Si echamos un vistazo a un modelo de entrada como puede ser un Suzuki Swift con motor de 1,2 litros y 83 CV, su precio arranca en 161.888 dólares de Singapur, es decir, cuesta unos 108.870 € al cambio actual. ¿Y los vehículos de lujo? Un BMW 530i Signature cuesta 408.888 dólares de Singapur (274.977 €), un Rolls Royce Cullinam tiene un precio de 2.246.000 dólares de Singapur (1.510.438 €) y un Porsche Macan Turbo (eléctrico) sale por 407.988 (274.372 €). Son precisamente los eléctricos los que tienen precios algo más contenidos, y un Tesla Model 3 Standard arranca en los 191.999 dólares de Singapur, unos 119.120 € al cambio actual.
Renta de los hogares
La relación entre los ingresos y el precio de los coches ayuda a entender hasta qué punto tener un vehículo en Singapur es un auténtico lujo. El ingreso medio bruto de un trabajador residente ronda los 6.442 dólares de Singapur al mes (4.332 €), mientras que la renta mediana de un hogar se sitúa en unos 12.446 dólares mensuales (8.369 €).

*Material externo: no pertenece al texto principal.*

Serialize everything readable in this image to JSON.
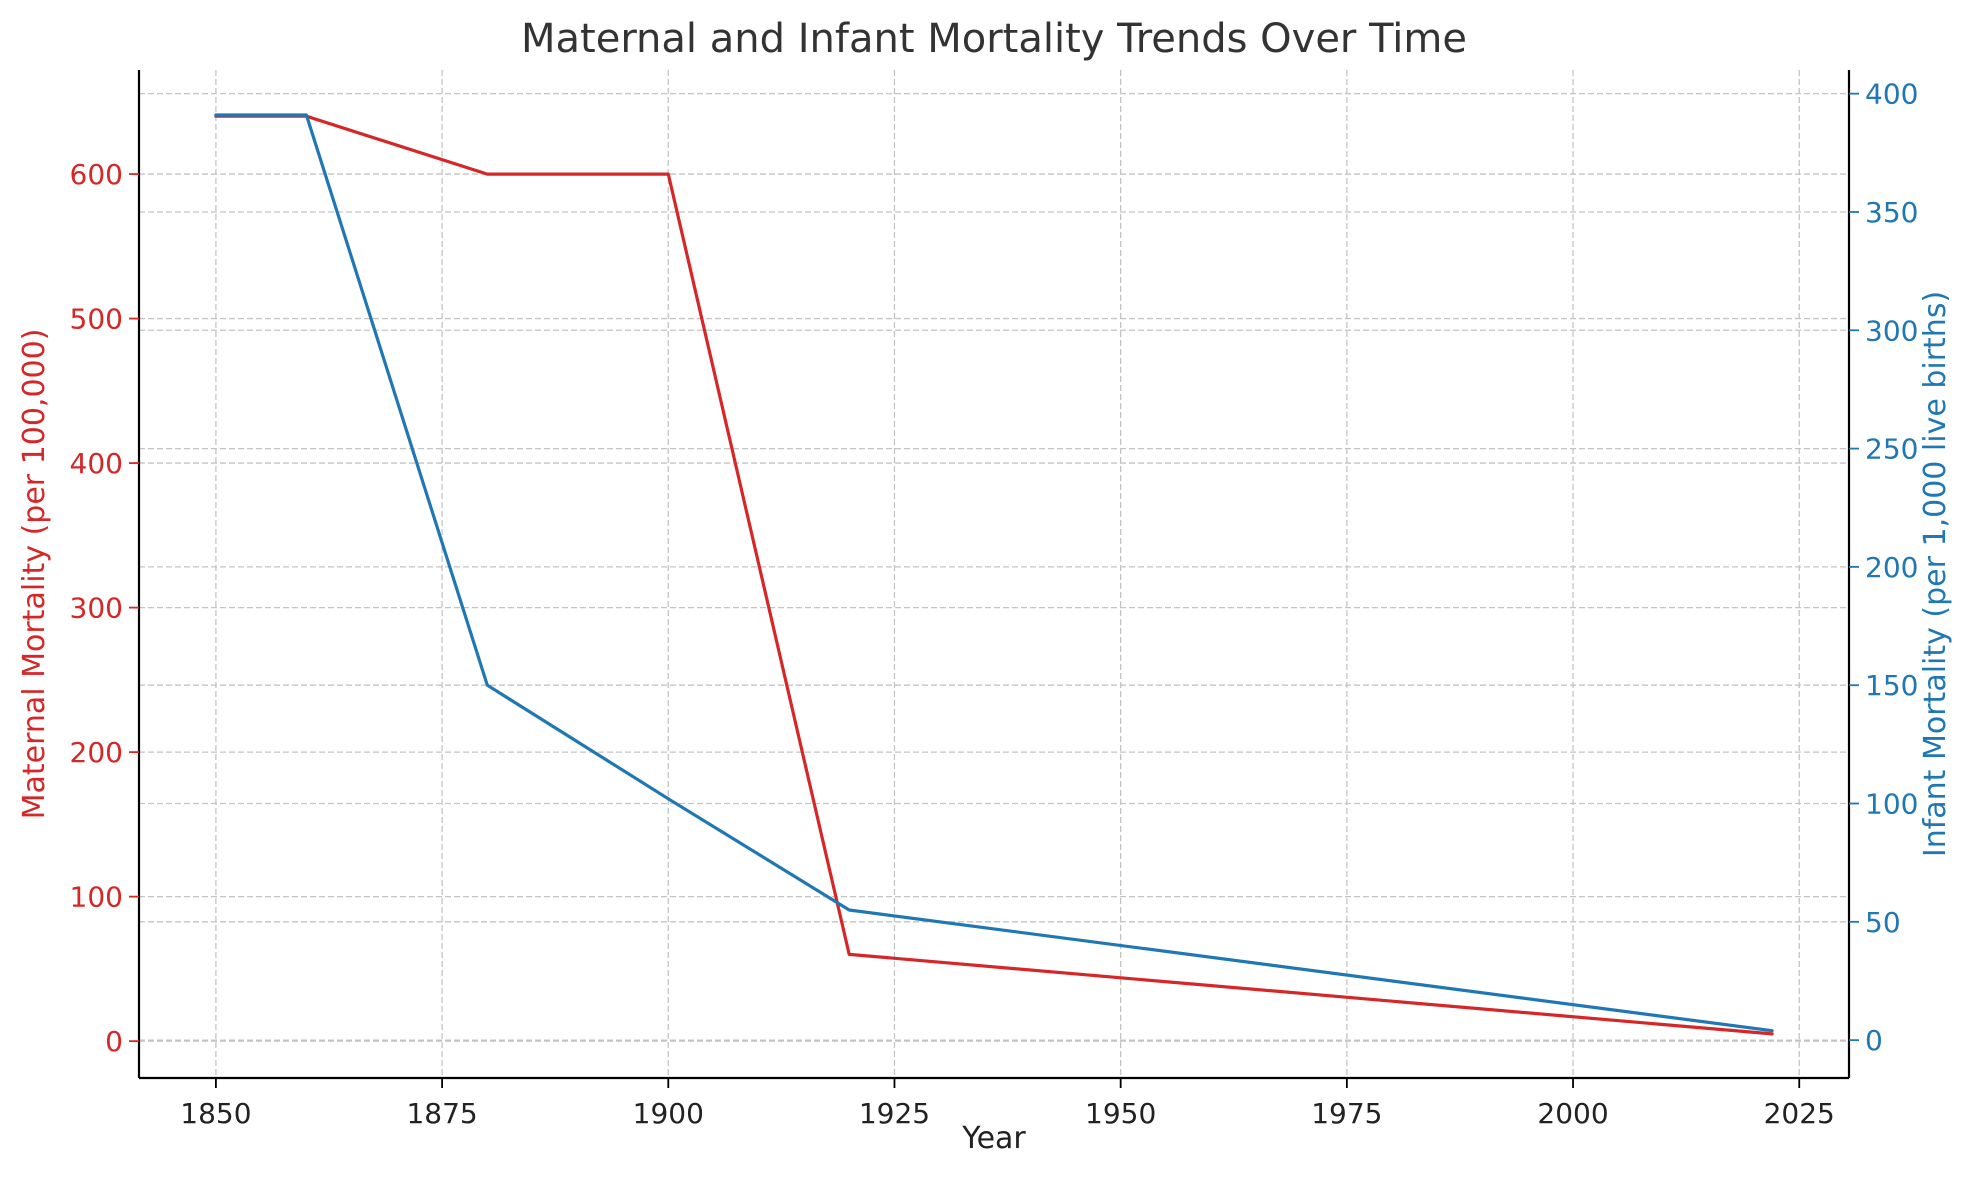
{
  "chart_data": {
    "type": "line",
    "title": "Maternal and Infant Mortality Trends Over Time",
    "xlabel": "Year",
    "x_ticks": [
      "1850",
      "1875",
      "1900",
      "1925",
      "1950",
      "1975",
      "2000",
      "2025"
    ],
    "xlim": [
      1841.5,
      2030.5
    ],
    "grid": true,
    "left_axis": {
      "label": "Maternal Mortality (per 100,000)",
      "color": "#d62728",
      "ylim": [
        -25.5,
        672
      ],
      "ticks": [
        "0",
        "100",
        "200",
        "300",
        "400",
        "500",
        "600"
      ]
    },
    "right_axis": {
      "label": "Infant Mortality (per 1,000 live births)",
      "color": "#1f77b4",
      "ylim": [
        -16,
        410
      ],
      "ticks": [
        "0",
        "50",
        "100",
        "150",
        "200",
        "250",
        "300",
        "350",
        "400"
      ]
    },
    "series": [
      {
        "name": "Maternal Mortality",
        "axis": "left",
        "color": "#d62728",
        "x": [
          1850,
          1860,
          1880,
          1900,
          1920,
          2022
        ],
        "values": [
          640,
          640,
          600,
          600,
          60,
          5
        ]
      },
      {
        "name": "Infant Mortality",
        "axis": "right",
        "color": "#1f77b4",
        "x": [
          1850,
          1860,
          1880,
          1900,
          1920,
          2022
        ],
        "values": [
          391,
          391,
          150,
          102,
          55,
          4
        ]
      }
    ]
  }
}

Frente a esas cifras, solo conseguir el COE necesario para matricular un turismo cuesta actualmente 123.890 dólares de Singapur (83.316 €) para un coche de categoría A y 129.910 dólares (87.364 €) para uno de categoría B. Es decir, únicamente el permiso equivale a unos 19 meses del ingreso medio de un trabajador, y todavía faltaría pagar el coche, el ARF, el impuesto especial y el resto de tasas.
Todo esto explica la enorme desigualdad en el acceso al automóvil: aunque Singapur tiene una renta elevada, el sistema está diseñado para que tener coche sea deliberadamente caro y limitar así el número de vehículos en circulación. Para las rentas medias y bajas, comprar un automóvil nuevo queda directamente fuera de su alcance o supone un esfuerzo económico enorme.
Y ojo, que una vez comprado, usar el coche tampoco sale barato. Singapur cuenta con el sistema ERP (Electronic Road Pricing), una especie de peaje urbano electrónico que cobra automáticamente al circular por determinadas carreteras y accesos en las horas de mayor tráfico. Las tarifas varían según la vía y el horario y actualmente pueden alcanzar varios dólares por cada punto de control atravesado. Suma los elevados precios de la gasolina, los aparcamientos y el seguro, además del mantenimiento que es realmente costoso.